Built-in cache vs memcached


#1

Hey there!

Aside from the fact that the built-in in-RAM cache will be sent into oblivion when a server restart occurrs, what are the pros and cons of using the built-in cache or memcached when using Zato’s Cache API?

I was thinking one very big Zato cluster using a common cache storage, but if requests/responses to/from the cache have to travel through the cable, then a good portion of the benefits would/could be lost (still useful for remote, tough calls, of course).

Thanks.


#2

I cannot say much about memcached but I can tell you what Zato caches are about:

  • Each is in RAM only (will have persistent storage in the future at one point)
  • Each server maintains its own copy of the cache
  • Cache synchronization always happens in background, e.g. you set a key and other servers are notified of it asynchronously, the first server does not wait for anything

This means it was designed for scenarios where:

  • Utmost performance is required - data is in RAM of each server that receives a request and the functionality is written in Cython, hand-tuned
  • Data is very often read and very rarely changed
  • Under heavy write load, slight differences between cache states across servers can be accepted - e.g. if you have 100k req/s to the same cache and key then it will likely be one value in one server and another in another server because of the TCP traffic needed to synchronize them in background

To give you more perspective, I use it in projects where user permissions are kept in external databases and 10-20 or more permissions need to be checked on each request.
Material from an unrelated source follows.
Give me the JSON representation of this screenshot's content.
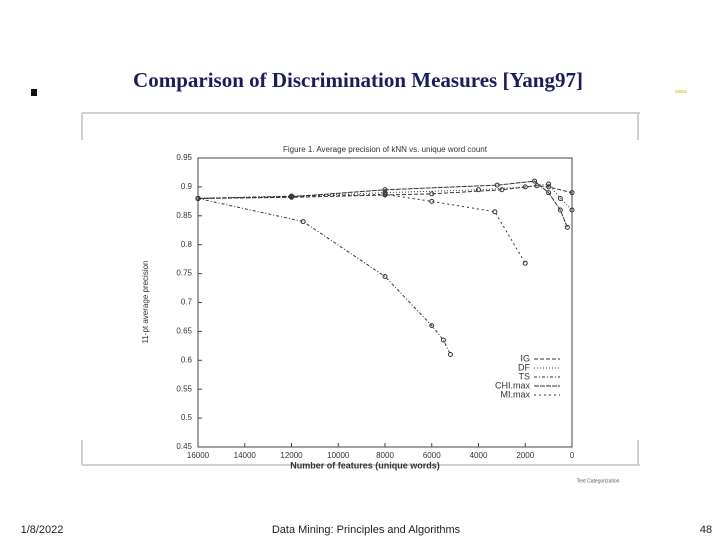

Consulting remote databases would take several seconds, and that only for permission checks, not including any business functionality. Instead, each such check is cached on first access. Afterwards, the checks take a fraction of a millisecond because they boil down to simple in-RAM dict lookups.

This works nicely because such permissions change maybe a few times a year for each user, so each time they are changed, their respective cache entries are deleted.

Apart from that, the vocabulary to access the cache entries is rather rich, i.e. it is not only get/set/expire. There is also the GUI in web-admin. I have also ideas on how to combine it in the future with SQLAlchemy to return objects from cache directly but that is something else - the core is above.